Let's assume the worst case, we need to brute force the whole dictionary. The sum of A values in the table above amount to 100765125618073460 different tries for all words in the dictionary. Remember, this is checking for all 160k words even though we're saving ourselves some work by only testing roughly one third of them (because some fall into equivalence classes). What this means is that the total complexity to perform a 160k-word dictionary attack against an completely unknown Kryptonizer is:

$latex:A_{\Sigma} = \sum_{k = 1}^{8} A_k = 100765125618073460$ $latex:s = s_c + \log_2 A_{\Sigma} \approx 19.8 + 56.5 = 76.3$

Note that the majority work occurs with just the last few words, words that take up all eight lookup table entries. If you only want to brute force the vast majority of dictionary words, i.e., that use groups 1-6, you end up with a total complexity of 69.4 bits. For groups 1-5 it's even only 63.8 bits. Both well within the realm of brute-forcability.

Conclusion

Dictionary attacks on the Kryptonizer are feasible even without knowing anything about the Kryptonizer's content. Due to the mentioned design flaws above (in particular, the uniqueness of characters in the selection on one hand and the grouping of letters) the brute force complexity is vastly reduced. Even worse, many of ads promoting the Kryptonizer pretend like you can use really simple words and you're still going to have a secure passphrase come out of it.

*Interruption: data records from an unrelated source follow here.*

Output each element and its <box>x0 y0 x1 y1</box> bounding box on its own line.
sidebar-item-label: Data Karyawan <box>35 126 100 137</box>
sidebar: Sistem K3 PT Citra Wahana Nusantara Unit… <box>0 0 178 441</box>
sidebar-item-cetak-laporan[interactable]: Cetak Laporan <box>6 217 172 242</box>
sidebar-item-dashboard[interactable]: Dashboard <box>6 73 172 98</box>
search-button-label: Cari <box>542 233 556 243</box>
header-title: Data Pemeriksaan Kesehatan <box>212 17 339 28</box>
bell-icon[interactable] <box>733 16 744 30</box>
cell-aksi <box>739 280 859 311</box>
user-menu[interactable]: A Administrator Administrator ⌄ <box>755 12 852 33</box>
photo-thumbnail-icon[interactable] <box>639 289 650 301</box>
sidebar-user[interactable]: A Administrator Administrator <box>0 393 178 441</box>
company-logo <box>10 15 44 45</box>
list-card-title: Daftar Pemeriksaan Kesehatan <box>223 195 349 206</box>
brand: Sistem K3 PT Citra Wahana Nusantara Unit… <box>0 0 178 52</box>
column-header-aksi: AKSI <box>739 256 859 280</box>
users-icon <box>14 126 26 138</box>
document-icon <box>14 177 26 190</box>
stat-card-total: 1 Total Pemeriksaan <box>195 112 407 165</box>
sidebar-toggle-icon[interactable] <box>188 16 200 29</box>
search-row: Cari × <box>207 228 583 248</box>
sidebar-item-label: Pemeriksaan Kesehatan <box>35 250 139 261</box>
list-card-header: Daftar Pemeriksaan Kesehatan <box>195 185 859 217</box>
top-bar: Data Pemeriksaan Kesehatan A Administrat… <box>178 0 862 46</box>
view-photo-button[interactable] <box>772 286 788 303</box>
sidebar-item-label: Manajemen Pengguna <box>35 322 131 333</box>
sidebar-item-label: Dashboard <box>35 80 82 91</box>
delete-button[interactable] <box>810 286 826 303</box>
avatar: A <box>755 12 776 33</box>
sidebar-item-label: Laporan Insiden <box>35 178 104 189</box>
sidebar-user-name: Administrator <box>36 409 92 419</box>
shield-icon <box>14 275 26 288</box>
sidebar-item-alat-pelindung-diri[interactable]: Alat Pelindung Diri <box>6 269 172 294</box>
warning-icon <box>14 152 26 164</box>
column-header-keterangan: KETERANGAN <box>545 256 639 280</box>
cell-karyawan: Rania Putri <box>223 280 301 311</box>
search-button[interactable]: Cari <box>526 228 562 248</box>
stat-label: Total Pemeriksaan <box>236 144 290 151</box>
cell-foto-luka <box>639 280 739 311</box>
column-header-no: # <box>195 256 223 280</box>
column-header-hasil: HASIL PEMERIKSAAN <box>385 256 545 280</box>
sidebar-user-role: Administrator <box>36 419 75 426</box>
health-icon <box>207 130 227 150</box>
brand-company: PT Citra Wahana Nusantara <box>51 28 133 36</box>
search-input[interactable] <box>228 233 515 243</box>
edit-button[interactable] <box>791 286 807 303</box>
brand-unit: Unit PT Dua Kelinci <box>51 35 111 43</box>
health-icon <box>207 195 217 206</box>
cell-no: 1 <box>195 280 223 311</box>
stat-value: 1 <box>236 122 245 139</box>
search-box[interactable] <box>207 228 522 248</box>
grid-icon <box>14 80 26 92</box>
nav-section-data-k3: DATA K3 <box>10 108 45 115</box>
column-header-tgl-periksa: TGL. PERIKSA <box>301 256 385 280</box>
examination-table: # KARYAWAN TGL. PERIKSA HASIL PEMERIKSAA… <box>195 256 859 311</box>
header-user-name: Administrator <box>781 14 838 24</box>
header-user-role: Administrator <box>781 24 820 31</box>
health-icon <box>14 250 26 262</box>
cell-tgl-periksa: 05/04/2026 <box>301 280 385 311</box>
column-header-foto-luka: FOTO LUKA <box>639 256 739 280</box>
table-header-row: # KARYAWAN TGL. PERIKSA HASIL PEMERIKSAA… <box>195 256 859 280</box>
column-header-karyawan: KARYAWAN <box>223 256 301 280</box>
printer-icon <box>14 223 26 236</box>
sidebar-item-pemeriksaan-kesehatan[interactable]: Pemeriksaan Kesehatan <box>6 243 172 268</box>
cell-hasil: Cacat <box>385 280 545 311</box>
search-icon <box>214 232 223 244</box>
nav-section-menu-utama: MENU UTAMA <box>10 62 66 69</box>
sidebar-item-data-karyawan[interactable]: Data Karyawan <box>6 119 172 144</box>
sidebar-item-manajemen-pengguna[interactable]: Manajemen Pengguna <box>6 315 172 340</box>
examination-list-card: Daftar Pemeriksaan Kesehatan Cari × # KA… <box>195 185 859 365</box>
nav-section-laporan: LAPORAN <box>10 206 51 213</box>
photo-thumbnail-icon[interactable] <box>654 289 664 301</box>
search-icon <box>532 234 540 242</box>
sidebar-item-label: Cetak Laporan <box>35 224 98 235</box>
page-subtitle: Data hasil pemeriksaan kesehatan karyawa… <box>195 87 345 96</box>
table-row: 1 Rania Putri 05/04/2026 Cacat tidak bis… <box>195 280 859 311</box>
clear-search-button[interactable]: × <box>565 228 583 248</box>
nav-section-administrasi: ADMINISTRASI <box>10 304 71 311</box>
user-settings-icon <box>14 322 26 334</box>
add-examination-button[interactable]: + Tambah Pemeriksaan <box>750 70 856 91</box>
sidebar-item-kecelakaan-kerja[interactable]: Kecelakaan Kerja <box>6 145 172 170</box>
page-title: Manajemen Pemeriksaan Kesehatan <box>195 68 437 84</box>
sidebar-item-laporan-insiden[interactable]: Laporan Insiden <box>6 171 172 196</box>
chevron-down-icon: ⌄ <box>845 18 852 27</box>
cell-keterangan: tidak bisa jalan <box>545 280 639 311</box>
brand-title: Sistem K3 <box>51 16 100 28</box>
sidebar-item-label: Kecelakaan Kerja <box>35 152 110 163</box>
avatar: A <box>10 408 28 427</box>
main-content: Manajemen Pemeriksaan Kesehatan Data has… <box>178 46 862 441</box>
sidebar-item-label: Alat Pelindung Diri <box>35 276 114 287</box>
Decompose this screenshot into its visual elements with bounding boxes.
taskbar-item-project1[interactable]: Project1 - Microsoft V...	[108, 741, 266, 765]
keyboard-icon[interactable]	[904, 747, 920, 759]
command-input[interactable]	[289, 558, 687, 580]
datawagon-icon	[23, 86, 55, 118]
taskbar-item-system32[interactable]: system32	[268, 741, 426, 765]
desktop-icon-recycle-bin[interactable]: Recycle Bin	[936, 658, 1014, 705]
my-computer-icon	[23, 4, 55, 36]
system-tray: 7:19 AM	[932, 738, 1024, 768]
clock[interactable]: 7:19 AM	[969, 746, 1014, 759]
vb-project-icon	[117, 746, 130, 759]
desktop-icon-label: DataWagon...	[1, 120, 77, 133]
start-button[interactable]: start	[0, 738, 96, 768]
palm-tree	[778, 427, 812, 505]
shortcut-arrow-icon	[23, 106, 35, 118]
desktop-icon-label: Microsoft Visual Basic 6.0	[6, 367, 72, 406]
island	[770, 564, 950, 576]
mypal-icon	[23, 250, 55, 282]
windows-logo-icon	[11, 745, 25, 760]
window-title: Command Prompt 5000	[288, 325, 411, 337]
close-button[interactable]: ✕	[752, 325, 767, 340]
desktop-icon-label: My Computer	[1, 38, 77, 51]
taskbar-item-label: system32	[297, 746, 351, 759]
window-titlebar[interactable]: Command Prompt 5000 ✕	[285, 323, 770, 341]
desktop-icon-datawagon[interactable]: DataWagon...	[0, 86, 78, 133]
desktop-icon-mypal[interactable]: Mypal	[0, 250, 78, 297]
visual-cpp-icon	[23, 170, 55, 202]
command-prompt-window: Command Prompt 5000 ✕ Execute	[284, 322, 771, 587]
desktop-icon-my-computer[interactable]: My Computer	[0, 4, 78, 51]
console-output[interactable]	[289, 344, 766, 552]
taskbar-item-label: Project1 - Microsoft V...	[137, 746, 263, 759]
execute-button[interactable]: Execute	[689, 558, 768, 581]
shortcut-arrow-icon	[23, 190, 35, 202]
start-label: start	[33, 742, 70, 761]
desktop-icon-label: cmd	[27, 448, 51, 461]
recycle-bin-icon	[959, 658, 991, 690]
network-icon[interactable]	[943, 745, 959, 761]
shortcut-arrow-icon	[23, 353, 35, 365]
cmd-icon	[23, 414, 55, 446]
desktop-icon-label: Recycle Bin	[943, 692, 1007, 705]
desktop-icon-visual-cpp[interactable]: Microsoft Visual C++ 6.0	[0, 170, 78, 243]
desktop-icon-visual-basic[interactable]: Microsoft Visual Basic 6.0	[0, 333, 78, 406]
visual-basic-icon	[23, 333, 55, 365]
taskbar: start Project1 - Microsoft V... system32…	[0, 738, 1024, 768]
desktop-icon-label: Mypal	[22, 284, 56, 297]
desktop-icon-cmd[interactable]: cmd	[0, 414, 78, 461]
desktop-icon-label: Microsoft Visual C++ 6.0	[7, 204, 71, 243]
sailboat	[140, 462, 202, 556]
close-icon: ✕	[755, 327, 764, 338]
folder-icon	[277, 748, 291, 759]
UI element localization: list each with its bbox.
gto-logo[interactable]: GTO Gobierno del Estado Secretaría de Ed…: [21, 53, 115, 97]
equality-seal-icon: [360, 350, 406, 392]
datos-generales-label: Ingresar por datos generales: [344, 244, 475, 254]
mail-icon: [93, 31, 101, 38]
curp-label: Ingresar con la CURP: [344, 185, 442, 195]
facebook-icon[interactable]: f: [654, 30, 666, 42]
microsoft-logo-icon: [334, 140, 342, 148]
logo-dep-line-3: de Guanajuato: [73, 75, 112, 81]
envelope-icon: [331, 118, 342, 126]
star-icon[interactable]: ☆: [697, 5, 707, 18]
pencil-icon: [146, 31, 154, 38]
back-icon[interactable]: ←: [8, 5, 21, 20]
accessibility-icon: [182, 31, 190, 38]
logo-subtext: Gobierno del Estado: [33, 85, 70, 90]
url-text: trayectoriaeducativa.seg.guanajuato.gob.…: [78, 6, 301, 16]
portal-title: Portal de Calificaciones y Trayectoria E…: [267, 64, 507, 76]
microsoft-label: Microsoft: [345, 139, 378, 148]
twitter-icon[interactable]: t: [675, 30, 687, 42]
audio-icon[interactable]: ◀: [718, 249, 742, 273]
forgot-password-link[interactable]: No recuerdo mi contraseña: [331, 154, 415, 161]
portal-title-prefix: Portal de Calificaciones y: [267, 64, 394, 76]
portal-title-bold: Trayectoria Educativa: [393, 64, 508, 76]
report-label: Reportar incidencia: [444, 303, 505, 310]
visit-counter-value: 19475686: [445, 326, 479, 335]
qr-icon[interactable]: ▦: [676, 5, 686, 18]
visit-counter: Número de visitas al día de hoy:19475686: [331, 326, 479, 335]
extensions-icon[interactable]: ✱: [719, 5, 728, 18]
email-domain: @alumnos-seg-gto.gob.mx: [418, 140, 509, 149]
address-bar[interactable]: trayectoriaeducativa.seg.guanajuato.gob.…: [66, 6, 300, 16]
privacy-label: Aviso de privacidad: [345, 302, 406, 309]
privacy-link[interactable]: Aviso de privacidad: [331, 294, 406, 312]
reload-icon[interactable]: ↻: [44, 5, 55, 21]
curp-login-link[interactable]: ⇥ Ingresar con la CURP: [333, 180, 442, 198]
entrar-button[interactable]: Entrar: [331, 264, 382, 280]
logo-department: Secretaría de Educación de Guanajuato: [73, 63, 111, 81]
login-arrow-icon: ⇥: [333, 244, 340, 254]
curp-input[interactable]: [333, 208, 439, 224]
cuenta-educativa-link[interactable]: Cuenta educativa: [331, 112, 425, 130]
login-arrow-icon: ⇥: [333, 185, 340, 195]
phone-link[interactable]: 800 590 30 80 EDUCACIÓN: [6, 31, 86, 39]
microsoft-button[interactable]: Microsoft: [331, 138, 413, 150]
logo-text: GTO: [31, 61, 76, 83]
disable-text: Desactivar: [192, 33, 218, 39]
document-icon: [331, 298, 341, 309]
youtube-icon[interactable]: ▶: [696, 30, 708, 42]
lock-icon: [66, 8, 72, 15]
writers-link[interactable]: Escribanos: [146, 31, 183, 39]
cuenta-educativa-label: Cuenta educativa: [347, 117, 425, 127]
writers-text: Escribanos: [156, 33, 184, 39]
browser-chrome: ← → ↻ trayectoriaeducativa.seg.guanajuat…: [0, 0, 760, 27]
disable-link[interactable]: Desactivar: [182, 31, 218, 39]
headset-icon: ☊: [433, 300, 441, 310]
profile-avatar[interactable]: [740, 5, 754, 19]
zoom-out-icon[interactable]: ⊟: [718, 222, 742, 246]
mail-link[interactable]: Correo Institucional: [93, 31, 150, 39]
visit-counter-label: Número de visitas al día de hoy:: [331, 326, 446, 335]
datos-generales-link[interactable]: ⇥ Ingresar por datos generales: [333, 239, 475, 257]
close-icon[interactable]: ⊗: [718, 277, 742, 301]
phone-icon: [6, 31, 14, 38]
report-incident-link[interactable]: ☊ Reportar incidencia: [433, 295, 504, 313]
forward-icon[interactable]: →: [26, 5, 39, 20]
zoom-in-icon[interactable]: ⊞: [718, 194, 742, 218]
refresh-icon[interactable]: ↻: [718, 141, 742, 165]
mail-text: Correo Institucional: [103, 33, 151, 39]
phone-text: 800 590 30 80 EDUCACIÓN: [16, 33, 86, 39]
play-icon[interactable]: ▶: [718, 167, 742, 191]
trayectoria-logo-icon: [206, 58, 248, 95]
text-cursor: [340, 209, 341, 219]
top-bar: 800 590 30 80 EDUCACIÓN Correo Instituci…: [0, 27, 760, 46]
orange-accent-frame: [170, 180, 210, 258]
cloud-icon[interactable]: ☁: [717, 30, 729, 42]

That is not the case. Words like "Zugang" (the one mentioned in all the examples), "Passwort" or "letmein" are all 5-group words. All German month names are 4- or 5-group names with the exception of May (Mai = 3) and October (Oktober = 6).

The takeaway is: Weak input passwords will lead to weak output passwords, even when using the Kryptonizer. How secure passphrases should be chosen is well-known. If you do, you do not need to rely on a Kryptonizer. It might create the impression of good security, but is only as secure as the input you feed it.